The evolution of commercially available, wrist-worn fitness trackers has provided a low-cost, field-based, and user-friendly alternative to standard actigraphy for the estimation of sleep outside of laboratory conditions.7–10 These mass-marketed devices are continuing to gain popularity in both general and patient populations, and may have utility in the clinical assessment of patients.11 Furthermore, these trackers typically provide user access to cloud-based platforms, which facilitates continuous data collection and may be particularly useful to researchers investigating longitudinal sleep patterns.7 Given their potential clinical and research utility, it is important to empirically evaluate these devices against PSG in the quantification and staging of sleep, in order to elucidate their diagnostic capabilities and limitations.
Previous investigations of single sensor, accelerometer-based fitness trackers that have evaluated adolescents,8,9,12 healthy young adults,10 middle-aged women,13 and adult psychiatric populations7 have consistently demonstrated an overestimation of TST relative to PSG. Similar to standard actigraphy, which also relies on a single-sensor accelerometer, these devices have displayed high sensitivity (ability to detect true sleep) and poor specificity (ability to detect true wake) when compared against PSG.14 However, to our knowledge, no previous investigation has evaluated a single-sensor, accelerometer-based fitness tracker in patients with suspected CDH. Thus, given the potential use of these devices to quantify TST in suspected CDH, evaluation of the capabilities of these devices in this patient population is a crucial step before considering them as viable tools for clinical or research implementation.
Recent technological advancements have evolved the single-sensor, wrist-worn fitness trackers to a multisensory approach, pairing accelerometry with heart rate detection. The Jawbone UP3 (JB3; Jawbone, San Francisco, California, United States) is one such device that advertises the ability to estimate sleep duration and efficiency while classifying sleep into various stages. Although other single and multisensor trackers attempt to classify sleep into variations of “light” and “deep” sleep,12,15 the JB3 purports the ability to classify sleep as light sleep (LS), deep sleep (DS), and rapid eye movement (REM) sleep.16 To our knowledge, no previous investigations have been performed evaluating the ability of a wrist-worn multisensory tracker to detect REM sleep. Given the importance of TST and REM sleep in the diagnosis and delineation of CDH, this device may have particular utility for these patients. Furthermore, this device's relatively low cost and longitudinal capabilities may help circumvent the test-retest limitations of the MSLT and need for more cost-effective measures in CDH assessment.17
Thus, this investigation aimed to evaluate the ability of the multisensory JB3 to quantify and classify sleep against PSG and a standard wrist-worn actigraph, the Actiwatch 2 (AW2; Phillips Respironics Murrysville, Pennsylvania, United States), in clinical patients with suspected CDH.
METHODS
Participants, Inclusion/Exclusion Criteria, and Study Design
As part of a larger study examining novel assessment measures of excessive daytime sleepiness, 57 consecutively recruited clinical patients referred to undergo PSG and MSLT assessment at Wisconsin Sleep, the sleep laboratory and clinic of the University of Wisconsin-Madison, were considered for this analysis. After obtaining informed consent, participants completed the Epworth Sleepiness Scale (ESS), and wore the AW2 and JB3 concurrently on their nondominant wrist for the duration of in-laboratory testing. Participants were later excluded from analyses if they demonstrated moderate or worse sleep-disordered breathing during their nocturnal PSG (apnea-hypopnea index [AHI] ≥ 15 events/h), which triggered a split-night protocol and the application of positive airway pressure therapy, subsequently cancelling the MSLT. Final diagnoses were determined by post hoc chart review and ICSD-3 criteria.1
All participants provided informed consent and this study was approved by the Health Sciences Institutional Review Board of the University of Wisconsin-Madison.

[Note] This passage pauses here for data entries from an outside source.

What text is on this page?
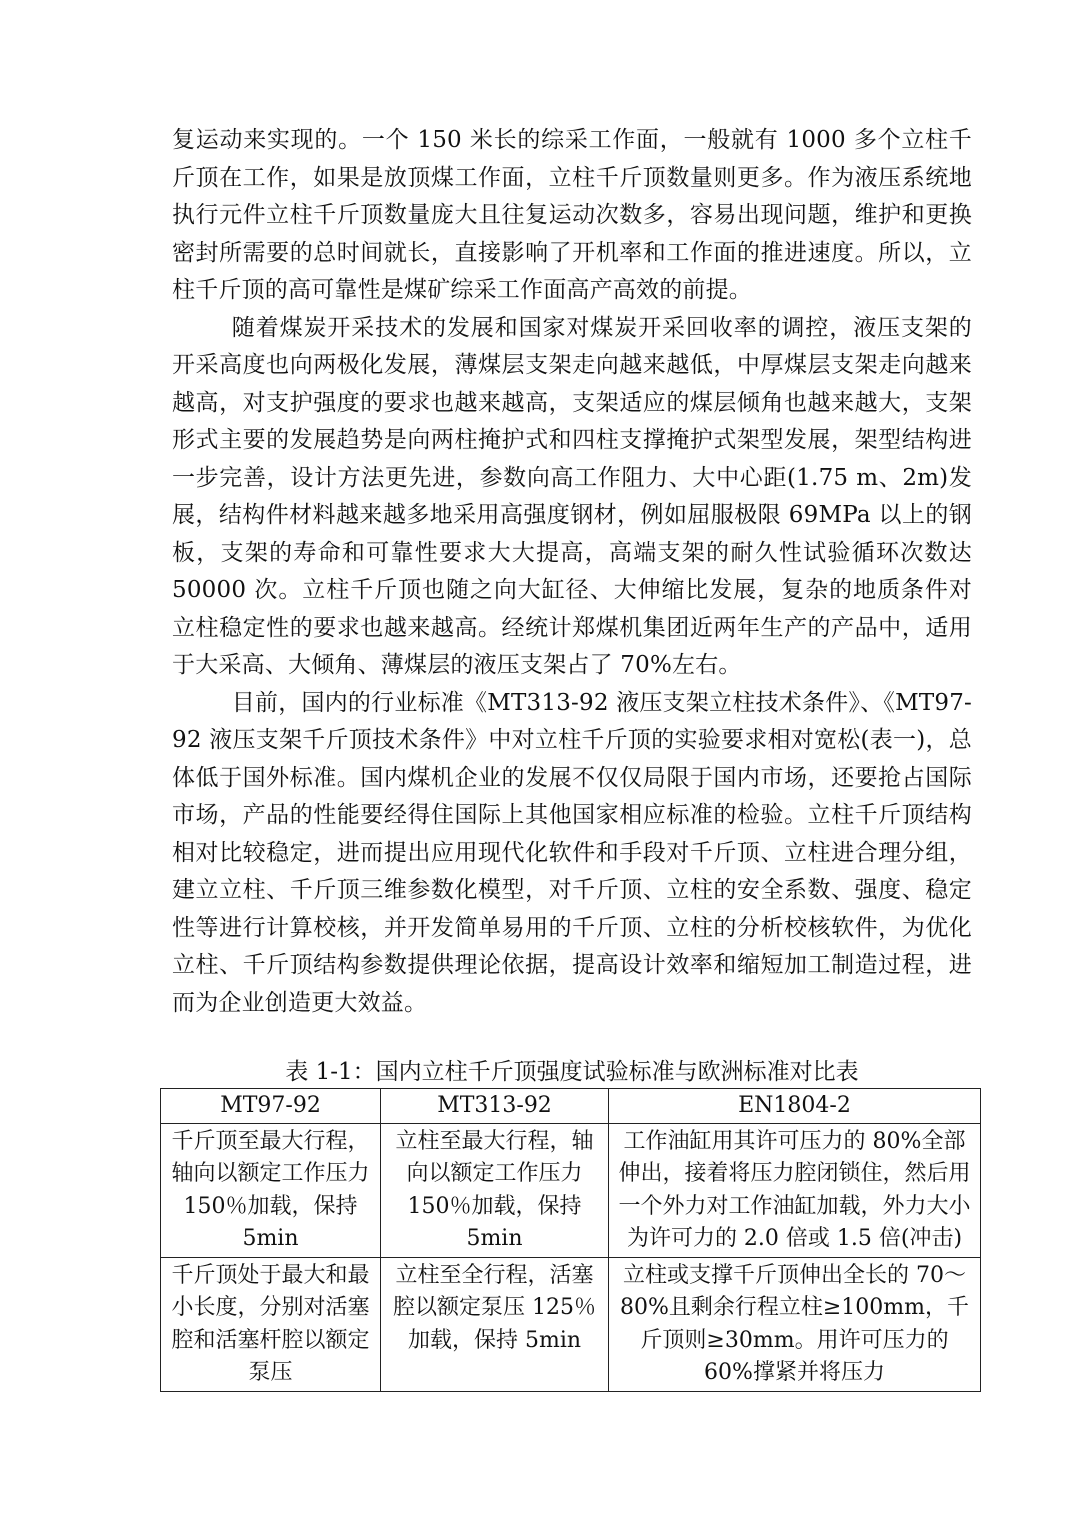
复运动来实现的。一个 150 米长的综采工作面，一般就有 1000 多个立柱千斤顶在工作，如果是放顶煤工作面，立柱千斤顶数量则更多。作为液压系统地执行元件立柱千斤顶数量庞大且往复运动次数多，容易出现问题，维护和更换密封所需要的总时间就长，直接影响了开机率和工作面的推进速度。所以，立柱千斤顶的高可靠性是煤矿综采工作面高产高效的前提。

随着煤炭开采技术的发展和国家对煤炭开采回收率的调控，液压支架的开采高度也向两极化发展，薄煤层支架走向越来越低，中厚煤层支架走向越来越高，对支护强度的要求也越来越高，支架适应的煤层倾角也越来越大，支架形式主要的发展趋势是向两柱掩护式和四柱支撑掩护式架型发展，架型结构进一步完善，设计方法更先进，参数向高工作阻力、大中心距(1.75 m、2m)发展，结构件材料越来越多地采用高强度钢材，例如屈服极限 69MPa 以上的钢板，支架的寿命和可靠性要求大大提高，高端支架的耐久性试验循环次数达 50000 次。立柱千斤顶也随之向大缸径、大伸缩比发展，复杂的地质条件对立柱稳定性的要求也越来越高。经统计郑煤机集团近两年生产的产品中，适用于大采高、大倾角、薄煤层的液压支架占了 70%左右。

目前，国内的行业标准《MT313-92 液压支架立柱技术条件》、《MT97-92 液压支架千斤顶技术条件》中对立柱千斤顶的实验要求相对宽松(表一)，总体低于国外标准。国内煤机企业的发展不仅仅局限于国内市场，还要抢占国际市场，产品的性能要经得住国际上其他国家相应标准的检验。立柱千斤顶结构相对比较稳定，进而提出应用现代化软件和手段对千斤顶、立柱进合理分组，建立立柱、千斤顶三维参数化模型，对千斤顶、立柱的安全系数、强度、稳定性等进行计算校核，并开发简单易用的千斤顶、立柱的分析校核软件，为优化立柱、千斤顶结构参数提供理论依据，提高设计效率和缩短加工制造过程，进而为企业创造更大效益。

表 1-1：国内立柱千斤顶强度试验标准与欧洲标准对比表
MT97-92	MT313-92	EN1804-2
千斤顶至最大行程，轴向以额定工作压力 150％加载，保持 5min	立柱至最大行程，轴向以额定工作压力 150％加载，保持 5min	工作油缸用其许可压力的 80%全部伸出，接着将压力腔闭锁住，然后用一个外力对工作油缸加载，外力大小为许可力的 2.0 倍或 1.5 倍(冲击)
千斤顶处于最大和最小长度，分别对活塞腔和活塞杆腔以额定泵压	立柱至全行程，活塞腔以额定泵压 125％加载，保持 5min	立柱或支撑千斤顶伸出全长的 70～80%且剩余行程立柱≥100mm，千斤顶则≥30mm。用许可压力的 60%撑紧并将压力
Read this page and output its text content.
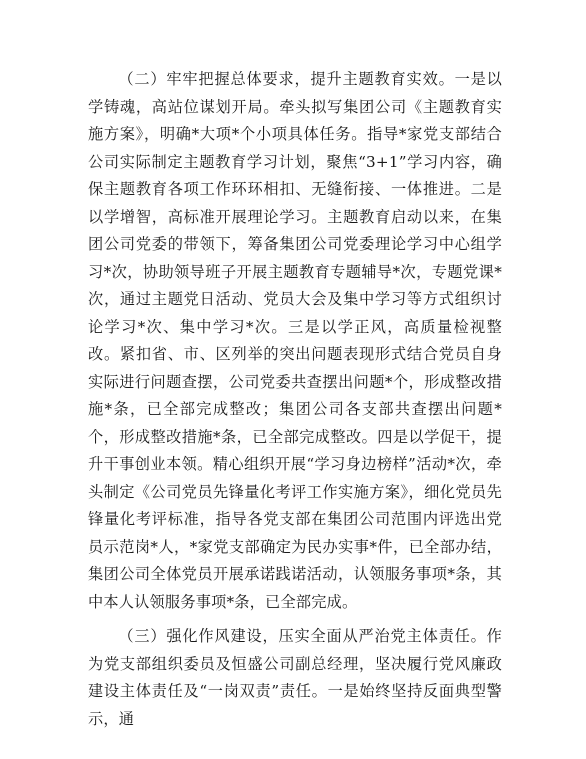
（二）牢牢把握总体要求，提升主题教育实效。一是以学铸魂，高站位谋划开局。牵头拟写集团公司《主题教育实施方案》，明确*大项*个小项具体任务。指导*家党支部结合公司实际制定主题教育学习计划，聚焦“3+1”学习内容，确保主题教育各项工作环环相扣、无缝衔接、一体推进。二是以学增智，高标准开展理论学习。主题教育启动以来，在集团公司党委的带领下，筹备集团公司党委理论学习中心组学习*次，协助领导班子开展主题教育专题辅导*次，专题党课*次，通过主题党日活动、党员大会及集中学习等方式组织讨论学习*次、集中学习*次。三是以学正风，高质量检视整改。紧扣省、市、区列举的突出问题表现形式结合党员自身实际进行问题查摆，公司党委共查摆出问题*个，形成整改措施*条，已全部完成整改；集团公司各支部共查摆出问题*个，形成整改措施*条，已全部完成整改。四是以学促干，提升干事创业本领。精心组织开展“学习身边榜样”活动*次，牵头制定《公司党员先锋量化考评工作实施方案》，细化党员先锋量化考评标准，指导各党支部在集团公司范围内评选出党员示范岗*人，*家党支部确定为民办实事*件，已全部办结，集团公司全体党员开展承诺践诺活动，认领服务事项*条，其中本人认领服务事项*条，已全部完成。

（三）强化作风建设，压实全面从严治党主体责任。作为党支部组织委员及恒盛公司副总经理，坚决履行党风廉政建设主体责任及“一岗双责”责任。一是始终坚持反面典型警示，通
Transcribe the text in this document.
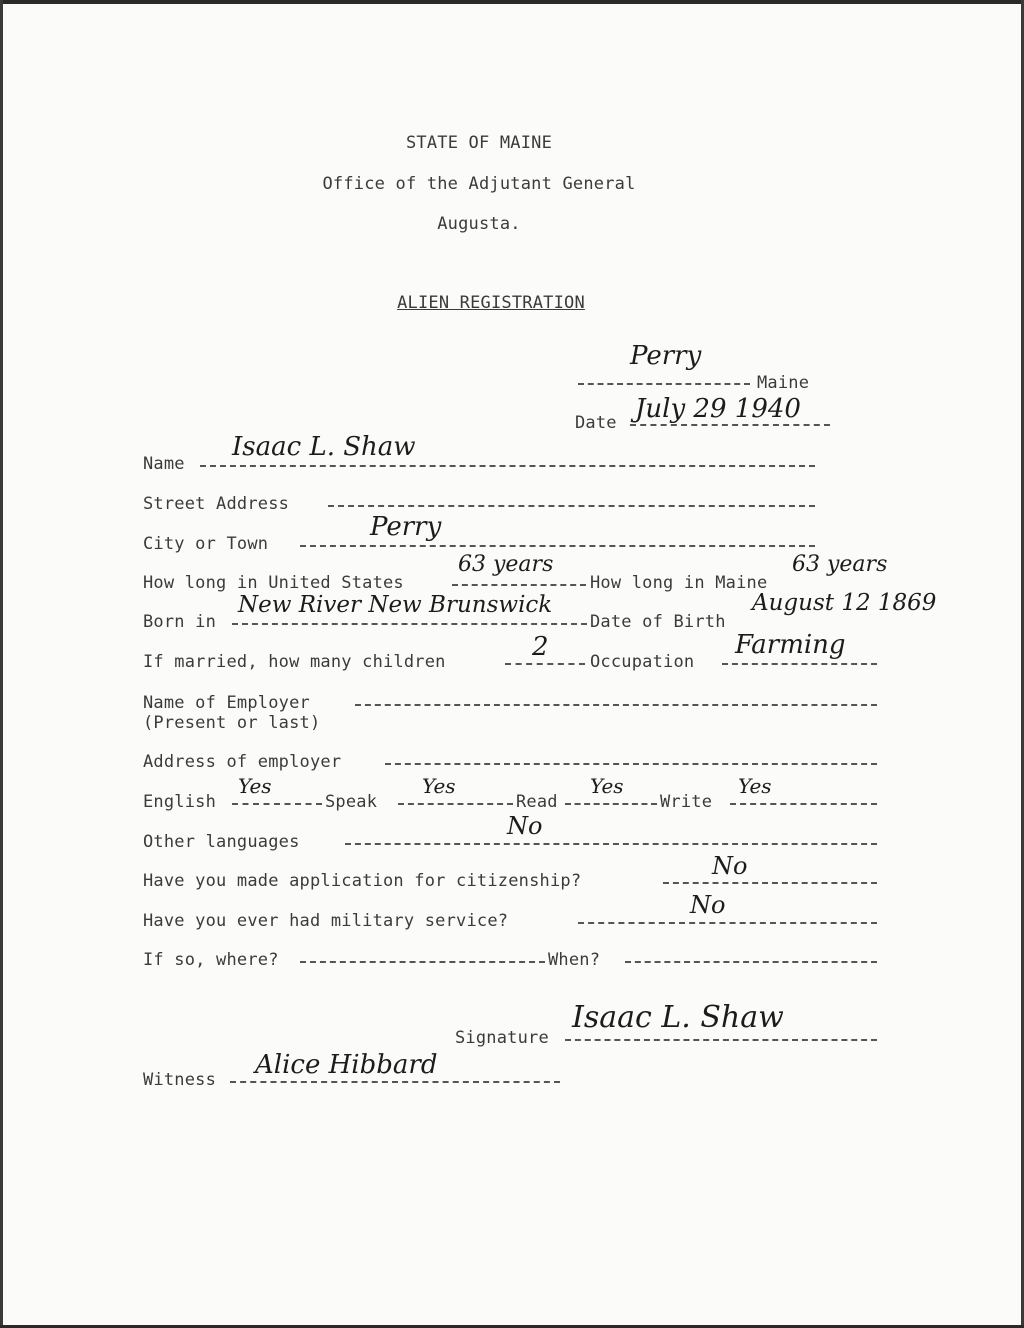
STATE OF MAINE
Office of the Adjutant General
Augusta.
ALIEN REGISTRATION
Perry
Maine
Date July 29 1940
Name
Isaac L. Shaw
Street Address
City or Town
Perry
How long in United States
63 years
How long in Maine
63 years
Born in
New River New Brunswick
Date of Birth
August 12 1869
If married, how many children	2 Occupation
Farming
Name of Employer
(Present or last)
Address of employer
English
Yes
Speak
Yes
Read
Yes
Write
Yes
Other languages
No
Have you made application for citizenship?
No
Have you ever had military service?
No
If so, where?	When?
Signature
Isaac L. Shaw
Witness Alice Hibbard
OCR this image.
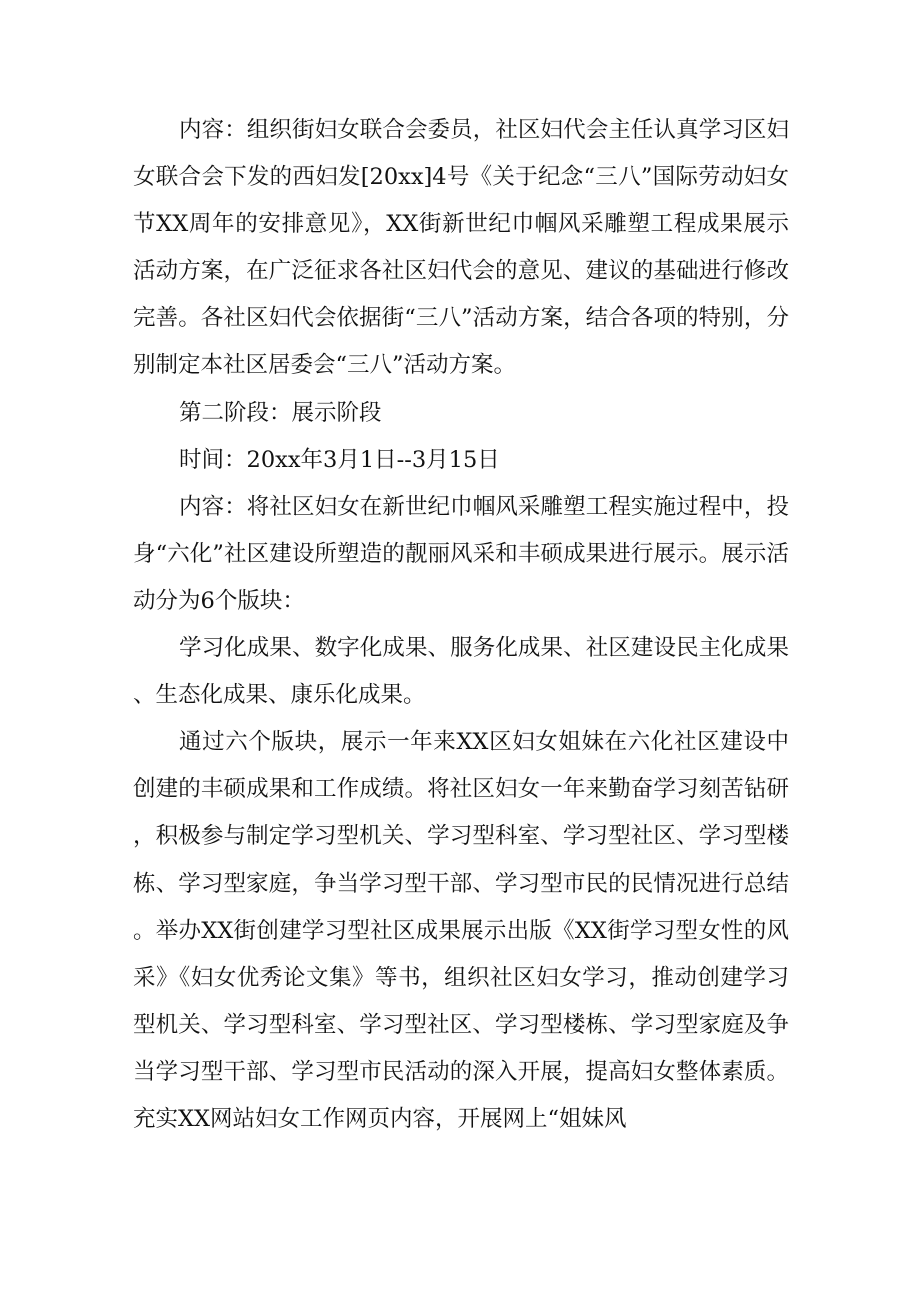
内容：组织街妇女联合会委员，社区妇代会主任认真学习区妇女联合会下发的西妇发[20xx]4号《关于纪念“三八”国际劳动妇女节XX周年的安排意见》，XX街新世纪巾帼风采雕塑工程成果展示活动方案，在广泛征求各社区妇代会的意见、建议的基础进行修改完善。各社区妇代会依据街“三八”活动方案，结合各项的特别，分别制定本社区居委会“三八”活动方案。

第二阶段：展示阶段

时间：20xx年3月1日--3月15日

内容：将社区妇女在新世纪巾帼风采雕塑工程实施过程中，投身“六化”社区建设所塑造的靓丽风采和丰硕成果进行展示。展示活动分为6个版块：

学习化成果、数字化成果、服务化成果、社区建设民主化成果、生态化成果、康乐化成果。

通过六个版块，展示一年来XX区妇女姐妹在六化社区建设中创建的丰硕成果和工作成绩。将社区妇女一年来勤奋学习刻苦钻研，积极参与制定学习型机关、学习型科室、学习型社区、学习型楼栋、学习型家庭，争当学习型干部、学习型市民的民情况进行总结。举办XX街创建学习型社区成果展示出版《XX街学习型女性的风采》《妇女优秀论文集》等书，组织社区妇女学习，推动创建学习型机关、学习型科室、学习型社区、学习型楼栋、学习型家庭及争当学习型干部、学习型市民活动的深入开展，提高妇女整体素质。充实XX网站妇女工作网页内容，开展网上“姐妹风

In-Laboratory, Nocturnal PSG and MSLT Assessment Procedures
PSG data were collected following American Academy of Sleep Medicine parameters using a standard six-channel electroencephalographic montage (unless the referring physician requested additional electroencephalography derivations) paired with other recording sensors including electrooculogram, submental electromyogram, electrocardiogram, bilateral tibial electromyogram, respiratory inductance plethysmography, pulse oximetry, and a position sensor (Alice Sleepware; Phillips Respironics, Murrysville, Pennsylvania, United States). A registered sleep technologist, blind to the JB3 and AW2 staging output, staged all PSG recordings using 30-second epochs according to American Academy of Sleep Medicine criteria.18 Participants were allowed to sleep ad libitum, remaining minimally disturbed throughout the night and not awakened at a prescribed time the following morning. Lights-on time was determined by the participant's stated desire to terminate the nocturnal sleep period upon awakening. PSG and accelerometer data were collected within a local network of computers that were time synchronized to an external atomic clock through frequent restart.
Upon awakening, participants continued to wear the JB3 and AW2 through the MSLT. Daytime naps were scored by a registered sleep technologist, using the same standards utilized for nocturnal PSG sleep staging. Number of nap opportunities depended on the time of participant awakening from the nocturnal PSG, and thus could vary among individuals; however, whenever possible four to five naps were obtained.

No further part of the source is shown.